The first advanced estimates of economic output for the current financial year posit a picture of an economy rebounding robustly in the second half from the pandemic-induced slump of the preceding two quarters. The National Statistical Office on Thursday projected that GDP in the 12 months ending March would total almost ₹134.4-lakh crore in constant prices, reflecting a 7.7% contraction from the preceding year’s figure. To reach that level, the NSO has assumed that output will recover vigorously in the third and fourth quarters. After contracting by almost 16% in the April-September period, it sees GDP being just a mere ₹10,400 crore short of the year-earlier second half’s figure. It is this mathematical projection that is hard to square with the economic reality revealed in both the NSO’s more detailed sectoral output forecasts as well as other emerging trends from ground-level activity. Both the expenditure side and gross value added (GVA) across various industries point to the high degree of optimism implicit in the NSO’s assumptions. Private consumption expenditure — the single biggest component propelling GDP, at well over 50% — is estimated to shrink 9.5% in the full year, after contracting nearly 19% in the first half. This presupposes that consumers have largely shed their wariness to spend in the face of COVID-19 and have begun to set about consuming goods and services at close to pre-pandemic levels, the dampening impact of lost jobs and reduced incomes notwithstanding. GVA data for manufacturing and services, however, seem to belie this postulation.

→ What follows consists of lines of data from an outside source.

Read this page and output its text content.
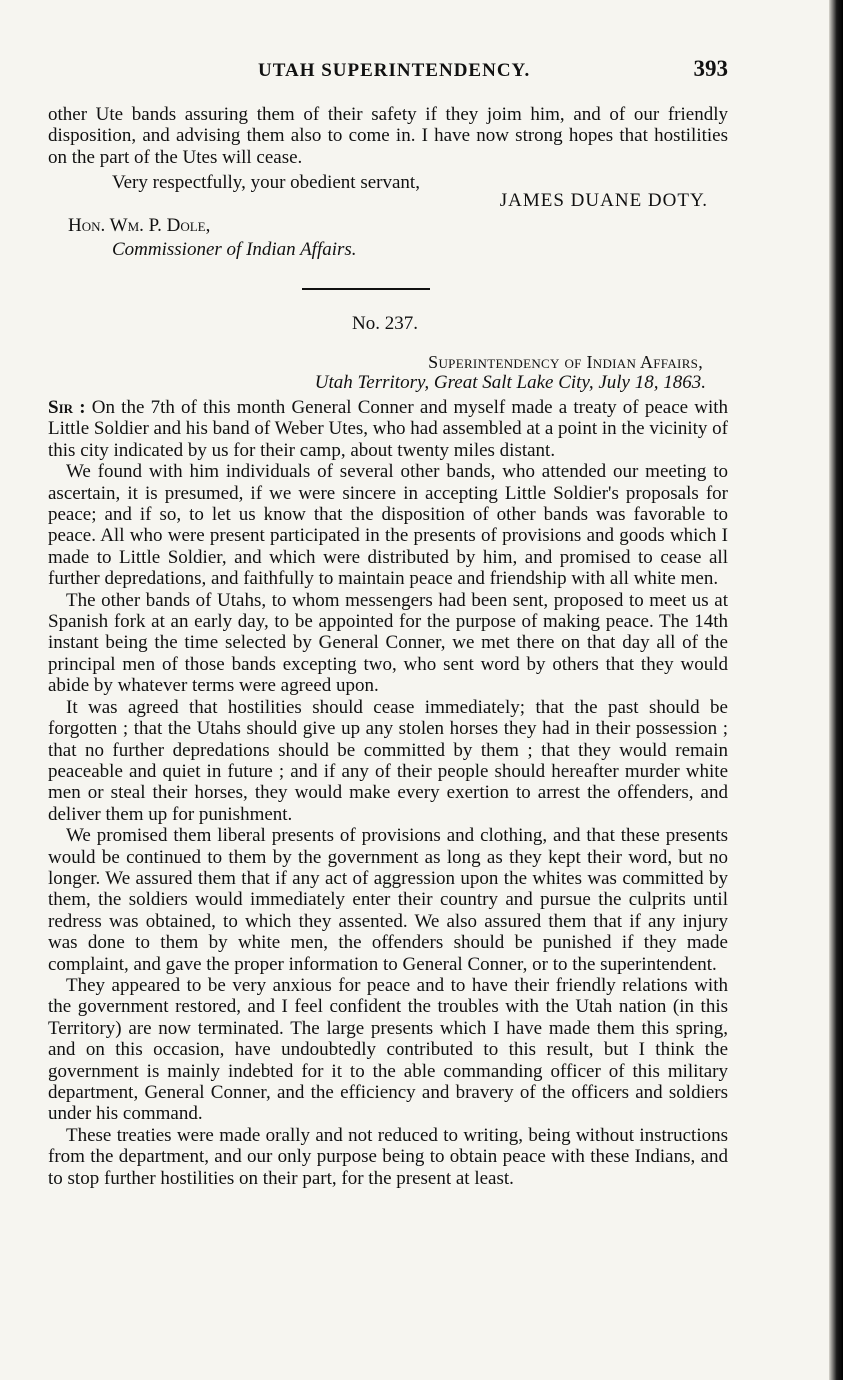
UTAH SUPERINTENDENCY.	393

other Ute bands assuring them of their safety if they joim him, and of our friendly disposition, and advising them also to come in. I have now strong hopes that hostilities on the part of the Utes will cease.

Very respectfully, your obedient servant,
JAMES DUANE DOTY.
Hon. Wm. P. Dole,
Commissioner of Indian Affairs.
No. 237.
Superintendency of Indian Affairs,
Utah Territory, Great Salt Lake City, July 18, 1863.

Sir : On the 7th of this month General Conner and myself made a treaty of peace with Little Soldier and his band of Weber Utes, who had assembled at a point in the vicinity of this city indicated by us for their camp, about twenty miles distant.

We found with him individuals of several other bands, who attended our meeting to ascertain, it is presumed, if we were sincere in accepting Little Soldier's proposals for peace; and if so, to let us know that the disposition of other bands was favorable to peace. All who were present participated in the presents of provisions and goods which I made to Little Soldier, and which were distributed by him, and promised to cease all further depredations, and faithfully to maintain peace and friendship with all white men.

The other bands of Utahs, to whom messengers had been sent, proposed to meet us at Spanish fork at an early day, to be appointed for the purpose of making peace. The 14th instant being the time selected by General Conner, we met there on that day all of the principal men of those bands excepting two, who sent word by others that they would abide by whatever terms were agreed upon.

It was agreed that hostilities should cease immediately; that the past should be forgotten ; that the Utahs should give up any stolen horses they had in their possession ; that no further depredations should be committed by them ; that they would remain peaceable and quiet in future ; and if any of their people should hereafter murder white men or steal their horses, they would make every exertion to arrest the offenders, and deliver them up for punishment.

We promised them liberal presents of provisions and clothing, and that these presents would be continued to them by the government as long as they kept their word, but no longer. We assured them that if any act of aggression upon the whites was committed by them, the soldiers would immediately enter their country and pursue the culprits until redress was obtained, to which they assented. We also assured them that if any injury was done to them by white men, the offenders should be punished if they made complaint, and gave the proper information to General Conner, or to the superintendent.

They appeared to be very anxious for peace and to have their friendly relations with the government restored, and I feel confident the troubles with the Utah nation (in this Territory) are now terminated. The large presents which I have made them this spring, and on this occasion, have undoubtedly contributed to this result, but I think the government is mainly indebted for it to the able commanding officer of this military department, General Conner, and the efficiency and bravery of the officers and soldiers under his command.

These treaties were made orally and not reduced to writing, being without instructions from the department, and our only purpose being to obtain peace with these Indians, and to stop further hostilities on their part, for the present at least.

While the NSO expects manufacturing to shrink 9.4% this fiscal, albeit narrowing from an almost 20% contraction in the first half, it sees the crucial GVA services component of trade, hotels, transport, communication and broadcasting contracting 21.4% (the most among all the GVA constituents) over the 12-month period. Clearly, with the mandated social distancing norms having taken the highest toll on high-risk indoor activities, it is this omnibus services sector which contributes almost a fifth to overall GVA that is bearing the brunt of the pandemic-related restrictions. The forecast for government spending also appears far too upbeat. The NSO sees government final consumption expenditure (GFCE) jumping 17% in the second half, erasing the first-half’s contraction and buoying the annual figure to a growth of 5.8%. The end-November fiscal deficit data show the government lagging well behind its budgeted revenue and capital expenditure targets, and with just four months to go and revenue receipts continuing to underwhelm, it is hard to fathom how the GFCE can increase so appreciably in the second half. True, the NSO has furnished a caveat that its estimates are likely to undergo sharp revisions. The upcoming Economic Survey could move away from these overly optimistic assumptions with a more sober assessment of the economy.